Make no mistake here – the criticisms against Olufemi are not only intellectually dishonest, but deeply damaging to the ongoing progress to empower persons of colour to speak about and share their lived experiences.
The dishonesty is evidenced on two levels. The primary charge levied at Olufemi is that her campaign insists on ‘erasing’ and ‘rewriting’ history. Firstly, the call for the inclusion of more non-white historical figures and academics on the official syllabus does not preclude the inclusion of the works of white intellectuals (syllabus extension is largely additive, not substitutive).
Moreover, white historical figures and academics tend to be over-represented in popular media, library stocks, online resources, and core textbooks for courses – it is unclear why removing a few white names from the syllabus, even if that did occur, would cause substantial erasure of white history. Instead, it should be seen as a proportionately justified reduction in the time allocated to the study of them.
Secondly, the demand for curriculum decolonisation does not equate the erasure or exclusion of periods of history – instead, it calls for the expansion of perspectives that accommodate hitherto subaltern voices. If anything, such diversification enriches and informs our understanding of the past.
Finally, this charge against Olufemi is factually inaccurate – Olufemi is not the sole member of the Curriculum Decolonisation Campaign. It is supported and led by many other individuals, and to purely associate the campaign with a woman of colour is a political ploy steeped in misogyny, designed to construct the false illusion that the well-meaning academic campaign is a racially motivated plot.
The secondary charge is that the University of Cambridge, as a ‘British’ university, ought to focus on teaching ‘British history’.
The University of Cambridge – as per any other high-quality institutions – aspires towards academic excellence across all fields and areas of specialisation within particular fields, independently of regional or political confinements. To say that Cambridge has the primary obligation to teach British history neglects its position as a globally funded, backed, and influential site of academic research and development.
Also, decolonisation does not call for a complete removal of the focus or prioritisation of British history – it merely advocates the inclusion of more options, papers, and texts on the Global South that are currently severely underrepresented in the official curriculum. Above all, it is distinctly myopic and superficial to ignore the connection between British history and global history – particularly with respect to the subjugation of ethnic minorities under colonialism and imperialism.
The refusal to recognise the importance of any viewpoint other than the ‘white perspective’ only hampers our ability to understand and fully contextualise Britain’s past in relation to its contemporaries and counterparts. One of the ways we should judge the quality of an academic community is through its ability to attempt a holistic outlook to disparate and marginalised voices, and to provide them with the platform they so clearly require.
Yet even if it were intellectually valid to critique Olufemi and her associated campaign, the vicious comments deployed against her are deeply regressive towards existing efforts to make campus spaces more welcoming and open environments for people of colour.

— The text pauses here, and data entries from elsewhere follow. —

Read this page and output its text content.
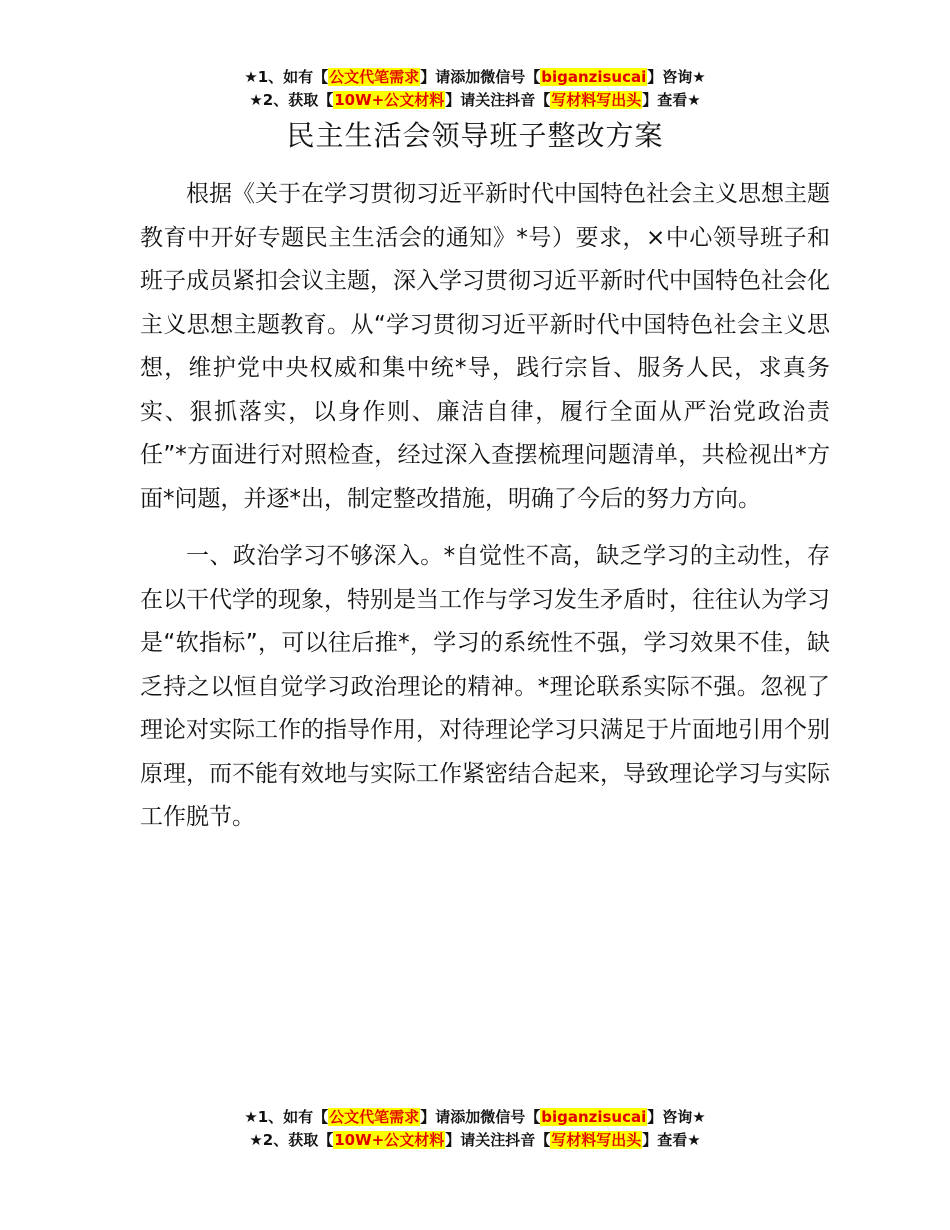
★1、如有【公文代笔需求】请添加微信号【biganzisucai】咨询★
★2、获取【10W+公文材料】请关注抖音【写材料写出头】查看★
民主生活会领导班子整改方案

根据《关于在学习贯彻习近平新时代中国特色社会主义思想主题教育中开好专题民主生活会的通知》*号）要求，×中心领导班子和班子成员紧扣会议主题，深入学习贯彻习近平新时代中国特色社会化主义思想主题教育。从“学习贯彻习近平新时代中国特色社会主义思想，维护党中央权威和集中统*导，践行宗旨、服务人民，求真务实、狠抓落实，以身作则、廉洁自律，履行全面从严治党政治责任”*方面进行对照检查，经过深入查摆梳理问题清单，共检视出*方面*问题，并逐*出，制定整改措施，明确了今后的努力方向。

一、政治学习不够深入。*自觉性不高，缺乏学习的主动性，存在以干代学的现象，特别是当工作与学习发生矛盾时，往往认为学习是“软指标”，可以往后推*，学习的系统性不强，学习效果不佳，缺乏持之以恒自觉学习政治理论的精神。*理论联系实际不强。忽视了理论对实际工作的指导作用，对待理论学习只满足于片面地引用个别原理，而不能有效地与实际工作紧密结合起来，导致理论学习与实际工作脱节。

★1、如有【公文代笔需求】请添加微信号【biganzisucai】咨询★
★2、获取【10W+公文材料】请关注抖音【写材料写出头】查看★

The inflammatory rhetoric makes it even less attractive for those with legitimate criticisms towards the status quo to speak out, by placing them under substantial psychological and social costs. The Telegraph’s singling-out of Olufemi (which could very well be unintentional, or not) put her in the negative spotlight for a decision made by a collective group constituting both students and academics.
Ensuing comments have unhelpfully labeled the campaign’s demands as ‘silencing’ academic freedom, conveniently neglecting the fact that academics and intellectuals of colour have long had their thoughts and views repressed and underrepresented in the overwhelmingly white space of British academia. Further, they failed to mention that the suggested changes do not amount to mandated changes, or that the demands have little to do with what academics can choose to research (academic freedom) – but merely the diversity of content and methods with which teaching is offered.
In many ways, Olufemi was the perfect scapegoat for reactionaries. Her ethnic background fitted neatly with the grander, race war meta-narrative of persons of colour seeking to undermine ‘white Britain’. Her unreserved fortitude could be aptly twisted into aggression that was deeply discomforting for individuals who much preferred defending the status quo. Further, her identity as a student activist associated with the Student Union morphs seamlessly into the motif of left-wing ‘social justice warriors’ and ‘snowflakes’ seeking to sabotage academic freedom.